Sparking Up Apache Hadoop
By Jim Scott, Director of Enterprise Strategy & Architecture, MapR Technologies
Everyone who works with Big Data is looking for an easier, faster way to derive more value from their projects. With up to 100 times the top performance of the current default processing framework, Apache Spark is rapidly becoming the preferred way to achieve that goal.
"Apache Spark is rapidly becoming the preferred way to achieve that goal"
Apache Spark is a general purpose compute engine that was specifically architected to process Big Data as efficiently as possible. The previous default processing framework, Hadoop MapReduce, is a solid performer, but its decade-old technology is struggling to keep up with current Big Data demands. One noticeable issue is MapReduce’s slow batch processing, which really bogs down when challenged with a robust flow of real-time data.
Spark delivers measurable performance uplift and enables running batch, interactive, and streaming jobs on the cluster using the same unified frame. It supports rapid application development for Big Data and allows for code reuse across applications. Spark also provides advanced execution graphs with in-memory pipelining to speed up end-to-end application performance.
Before we dig a little deeper into the details of these features, let’s take a look at a few key Apache Spark concepts.
Resilient Distributed Datasets (RDD) are a representation of the data that's coming into a system in an object format that allows computations on top of it. Spark provides a simple programming abstraction, allowing developers to design applications as operations on RDDs. RDDs are spread across the cluster and can be stored in memory or disks. Spark uses the RDD model to transparently store data on memory and persist it to disk only when necessary. Reducing disk read and writes noticeably speeds up data processing: Applications in Hadoop clusters run up to 100
times faster in memory, and 10 times faster even when running on disk.
Transformations are actions performed on RDDs to produce other resilient RDDs. Examples of transformations include map, filter, and groupByKey.
Actions are requests for answers from the system. Spark does lazy elevation, so RDDs are loaded and pushed into the system only when there is an action to be performed (in contrast with eager or greedy evaluation).
Apache Sparks Big Data Benefits
Spark adds new speed to Big Data across the spectrum from programming applications to performance.
Spark offers in-memory performance and combines directed and streaming workflows for operational and analytical workloads on a single cluster in a high-performing, highly scalable way. Leverage the complete Spark stack to build complex ETL pipelines that can merge streaming, machine learning, and SQL operations all in one program.
Spark is optimized in making computations as well as placing the computations using a Directed Acyclic Graph (DAG). Its general purpose execution framework with in-memory pipelining speeds up end-to-end application performance. For many applications, this results in a performance improvement from five to 100 times. Batch applications run 10 to 100 times faster in production environments. Spark’s caching system makes it well-suited for highly iterative jobs.

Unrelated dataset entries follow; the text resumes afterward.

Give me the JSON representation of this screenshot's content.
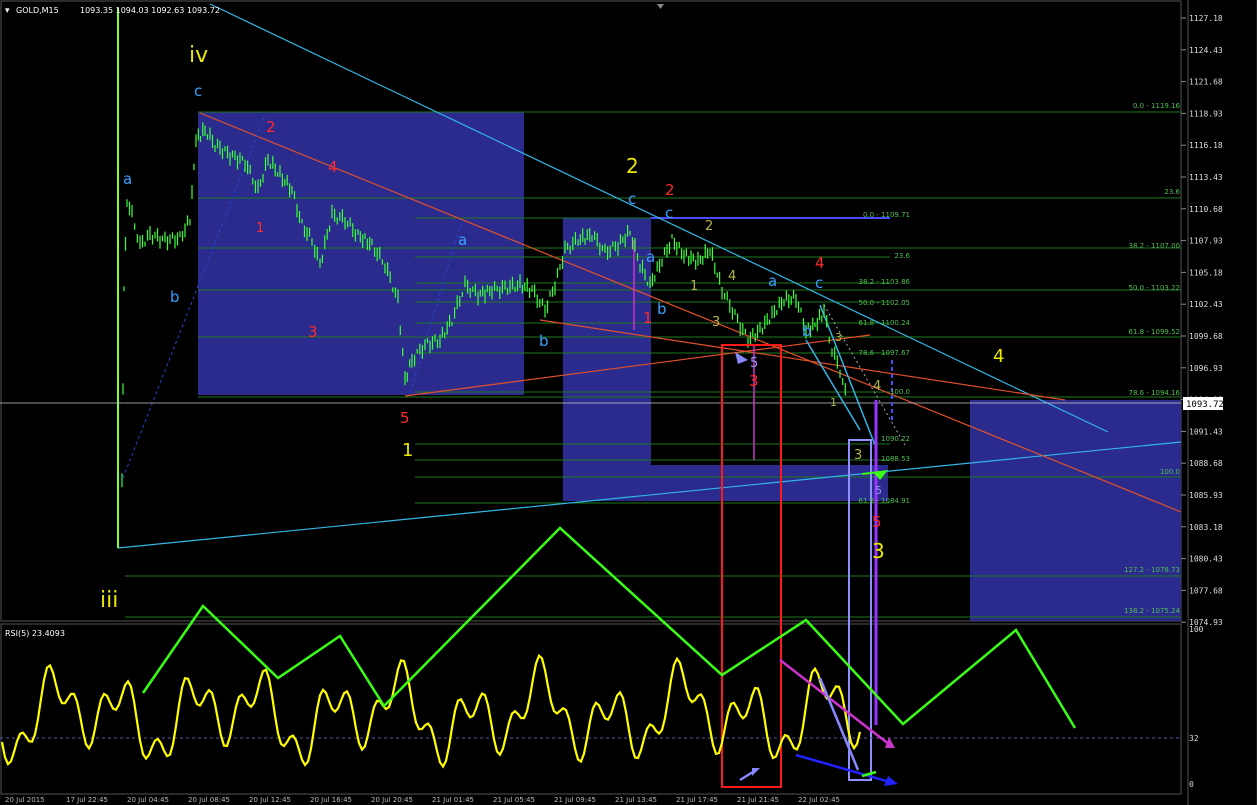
{
  "window": {
    "symbol_header": "GOLD,M15",
    "quotes": "1093.35 1094.03 1092.63 1093.72",
    "current_price": "1093.72"
  },
  "price_scale": [
    "1127.18",
    "1124.43",
    "1121.68",
    "1118.93",
    "1116.18",
    "1113.43",
    "1110.68",
    "1107.93",
    "1105.18",
    "1102.43",
    "1099.68",
    "1096.93",
    "1094.18",
    "1091.43",
    "1088.68",
    "1085.93",
    "1083.18",
    "1080.43",
    "1077.68",
    "1074.93"
  ],
  "rsi_scale": [
    "100",
    "32",
    "0"
  ],
  "rsi_header": "RSI(5) 23.4093",
  "fib_labels": [
    "0.0 - 1119.16",
    "23.6",
    "38.2 - 1107.00",
    "50.0 - 1103.22",
    "61.8 - 1099.52",
    "78.6 - 1094.16",
    "0.0 - 1109.71",
    "23.6",
    "38.2 - 1103.86",
    "50.0 - 1102.05",
    "61.8 - 1100.24",
    "78.6 - 1097.67",
    "100.0",
    "1090.22",
    "1088.53",
    "100.0",
    "61.8 - 1084.91",
    "127.2 - 1078.73",
    "138.2 - 1075.24"
  ],
  "time_axis": [
    "20 Jul 2015",
    "17 Jul 22:45",
    "20 Jul 04:45",
    "20 Jul 08:45",
    "20 Jul 12:45",
    "20 Jul 16:45",
    "20 Jul 20:45",
    "21 Jul 01:45",
    "21 Jul 05:45",
    "21 Jul 09:45",
    "21 Jul 13:45",
    "21 Jul 17:45",
    "21 Jul 21:45",
    "22 Jul 02:45"
  ],
  "wave_labels": [
    {
      "t": "iv",
      "c": "#e8e800"
    },
    {
      "t": "c",
      "c": "#3aa0ff"
    },
    {
      "t": "a",
      "c": "#3aa0ff"
    },
    {
      "t": "b",
      "c": "#3aa0ff"
    },
    {
      "t": "2",
      "c": "#ff2a2a"
    },
    {
      "t": "1",
      "c": "#ff2a2a"
    },
    {
      "t": "4",
      "c": "#ff2a2a"
    },
    {
      "t": "3",
      "c": "#ff2a2a"
    },
    {
      "t": "5",
      "c": "#ff2a2a"
    },
    {
      "t": "1",
      "c": "#e8e800"
    },
    {
      "t": "a",
      "c": "#3aa0ff"
    },
    {
      "t": "b",
      "c": "#3aa0ff"
    },
    {
      "t": "2",
      "c": "#e8e800"
    },
    {
      "t": "c",
      "c": "#3aa0ff"
    },
    {
      "t": "2",
      "c": "#ff2a2a"
    },
    {
      "t": "c",
      "c": "#3aa0ff"
    },
    {
      "t": "a",
      "c": "#3aa0ff"
    },
    {
      "t": "b",
      "c": "#3aa0ff"
    },
    {
      "t": "1",
      "c": "#ff2a2a"
    },
    {
      "t": "2",
      "c": "#b5b54a"
    },
    {
      "t": "1",
      "c": "#b5b54a"
    },
    {
      "t": "4",
      "c": "#b5b54a"
    },
    {
      "t": "3",
      "c": "#b5b54a"
    },
    {
      "t": "5",
      "c": "#9999ff"
    },
    {
      "t": "3",
      "c": "#ff2a2a"
    },
    {
      "t": "a",
      "c": "#3aa0ff"
    },
    {
      "t": "4",
      "c": "#ff2a2a"
    },
    {
      "t": "c",
      "c": "#3aa0ff"
    },
    {
      "t": "b",
      "c": "#3aa0ff"
    },
    {
      "t": "3",
      "c": "#b5b54a"
    },
    {
      "t": "4",
      "c": "#b5b54a"
    },
    {
      "t": "1",
      "c": "#b5b54a"
    },
    {
      "t": "3",
      "c": "#b5b54a"
    },
    {
      "t": "5",
      "c": "#9999ff"
    },
    {
      "t": "5",
      "c": "#ff2a2a"
    },
    {
      "t": "3",
      "c": "#e8e800"
    },
    {
      "t": "4",
      "c": "#e8e800"
    },
    {
      "t": "iii",
      "c": "#e8e800"
    }
  ],
  "colors": {
    "background": "#000000",
    "grid": "#2a2a2a",
    "candles": "#3cff3c",
    "zones": "#2b2b8e",
    "trend_cyan": "#33b5e5",
    "trend_orange": "#e0502a",
    "rsi": "#ffff00",
    "arrows": "#39ff14"
  }
}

Additionally, Spark provides a complete library of programming APIs that can be used to build applications at a rapid pace in Java, Python, or Scala. Data scientists and developers will increase productivity with the ability to create rapid prototypes and workflows that reuse code across batch, interactive, and streaming applications. Spark jobs can require as little as one-tenth of the number of lines of code as MapReduce.
The version of Spark released in June 2015, includes Spark MLlib, a production-ready machine learning pipeline that includes a set of widely used algorithms for preparing and transforming data. MLlib consists of common learning algorithms and utilities, including classification, regression, clustering, collaborative filtering, dimensionality reduction, as well as lower-level optimization primitives and higher-level pipeline APIs.
Spark Does Not Replace Hadoop!
Given all of these benefits, some might wonder if Spark can completely replace Hadoop. The answer is a clear-cut and resounding no. Spark is a component, not a complete solution, and it was designed to run on top of Hadoop as a more robust alternative to the traditional batch Hadoop MapReduce model.
Spark provides an application framework to write Big Data applications, but it does not have its own file system and must populate its own resilient distributed data (RDD) structure to process data. It needs to run in tandem with a storage or NoSQL system. To get the best out of Spark, run a Hadoop distribution that includes and supports the complete Spark stack: Spark, Spark SQL, Spark Streaming, GraphX, and MLLib.
As a part of the Hadoop ecosystem, Spark adds more capabilities to Hadoop’s core data warehousing and offline analysis strengths. Integrate Spark into a Hadoop cluster to benefit from Spark’s capabilities, including better performance for existing workloads, and the ability to run complex workloads—such as machine learning and data streaming—that were unsupportable or highly inefficient under Hadoop alone.